The Palestinian resistance group Hamas called on Sunday on the Arab League and the Organisation of Islamic Co-operation (OIC) to hold an urgent meeting on the ongoing Israeli military offensive in the Gaza Strip.
Hamas calls for an end to “genocide”
Hamas stressed the need to “take effective decisions that will lead to an end to the aggression and ongoing genocide against our people in the Gaza Strip, and sever any political, commercial or normalisation relations with the Zionist occupation.”
It also called for “implementing the decisions taken at the joint Arab and Islamic summit held in Riyadh last November 11 to break the blockade and deliver aid and relief to our besieged people in the Gaza Strip.”
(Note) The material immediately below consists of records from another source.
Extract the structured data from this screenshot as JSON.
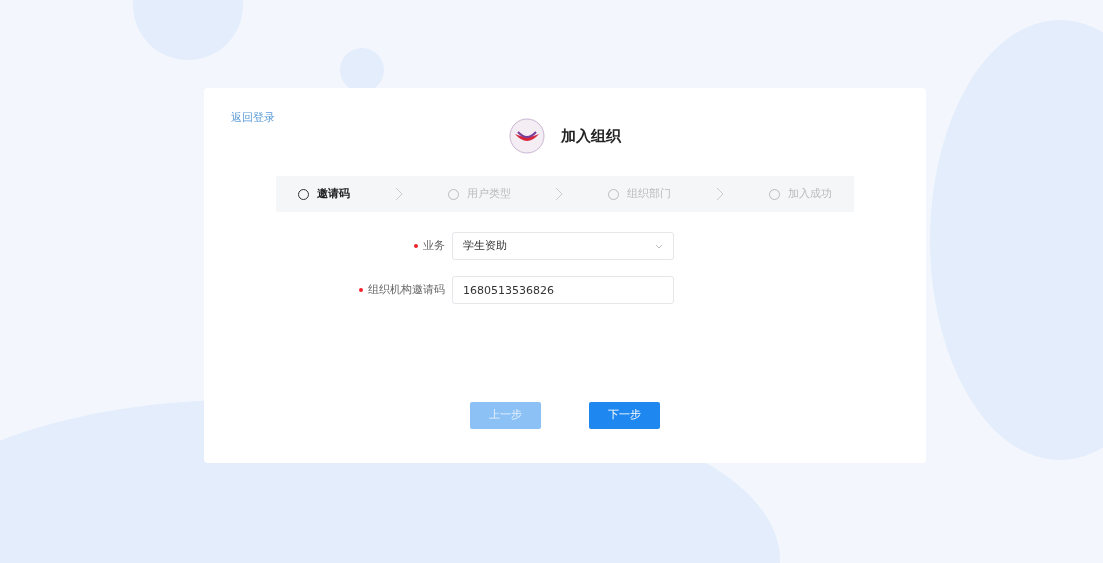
{
  "back_link": "返回登录",
  "title": "加入组织",
  "steps": [
    {
      "label": "邀请码",
      "selected": true
    },
    {
      "label": "用户类型",
      "selected": false
    },
    {
      "label": "组织部门",
      "selected": false
    },
    {
      "label": "加入成功",
      "selected": false
    }
  ],
  "fields": [
    {
      "kind": "select",
      "label": "业务",
      "required": true,
      "value": "学生资助"
    },
    {
      "kind": "input",
      "label": "组织机构邀请码",
      "required": true,
      "value": "1680513536826"
    }
  ],
  "buttons": [
    {
      "label": "上一步",
      "disabled": true
    },
    {
      "label": "下一步",
      "disabled": false
    }
  ]
}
Hamas also called on the UN Security Council “to hold an emergency meeting and adopt a decision to oblige Israel to cease its aggression and genocide and stop its blatant violations of laws and treaties, which have become an effective recipe for destabilising regional and international security and peace.”
The Israeli military on Sunday ordered the evacuation of civilians from a humanitarian zone it had set up in the southwestern Gaza Strip, saying it planned to fight in the area because Hamas had “embedded a terrorist infrastructure there.”
It was the Israeli military’s latest evacuation order in 10 months of war, and came a day after Israel gave a similar explanation – that Hamas militants were hiding among civilians – for a strike on a school turned into a shelter that local officials said killed dozens of people.
Strikes on Khan Younis
Tens of thousands of people have fled the town of Khan Younis in recent days following an evacuation order issued by the Israeli military last week. The new order on Sunday extended to the al-Jalaa neighbourhood in Khan Younis. The Israeli military said it was redrawing the boundaries of the humanitarian zone and called on civilians to move to what it said were safe zones. They said they were sending out phone messages, dropping leaflets and relaying those instructions to residents in the area. But many Gazans say there is no truly safe place in the enclave.
Israel has struck the humanitarian zone before, including last month in the neighbourhood of Khan Younis, home to Hamas military wing commander Mohammed Deif, killing at least 90 people, according to Gaza health authorities. Residents also say the repeated orders to move are exhausting, humiliating and costly.
Nearly the entire population of 2.2 million people in Gaza has been displaced by the bloody war, which has killed more than 39,000 Palestinians, according to the enclave’s health authorities.
People in Gaza had “nowhere to go”
Philippe Lazzarini, head of the UN’s main aid agency for Palestinians, said on Sunday that people in Gaza had “nowhere to go” amid evacuation orders and that more than 75,000 people had been displaced in the southwestern part of the enclave in recent days. “Some can only take their children with them, some carry their whole lives in one small bag,” he said in a social media post.
Israel has adjusted the borders of the humanitarian zone several times before; last month, its area was reduced by more than a fifth. The latest reduction seemed more limited. Maps and analyses of satellite imagery show the zone is overcrowded and frequently hit.
Hours before announcing the evacuation order on Sunday, the Israeli military said it carried out a “targeted raid” in Khan Younis, finding weapons including rifles and explosives in a tunnel. They also said their fighter jets struck dozens of targets and killed militants, including one of those involved in the October 7 attack on Israel.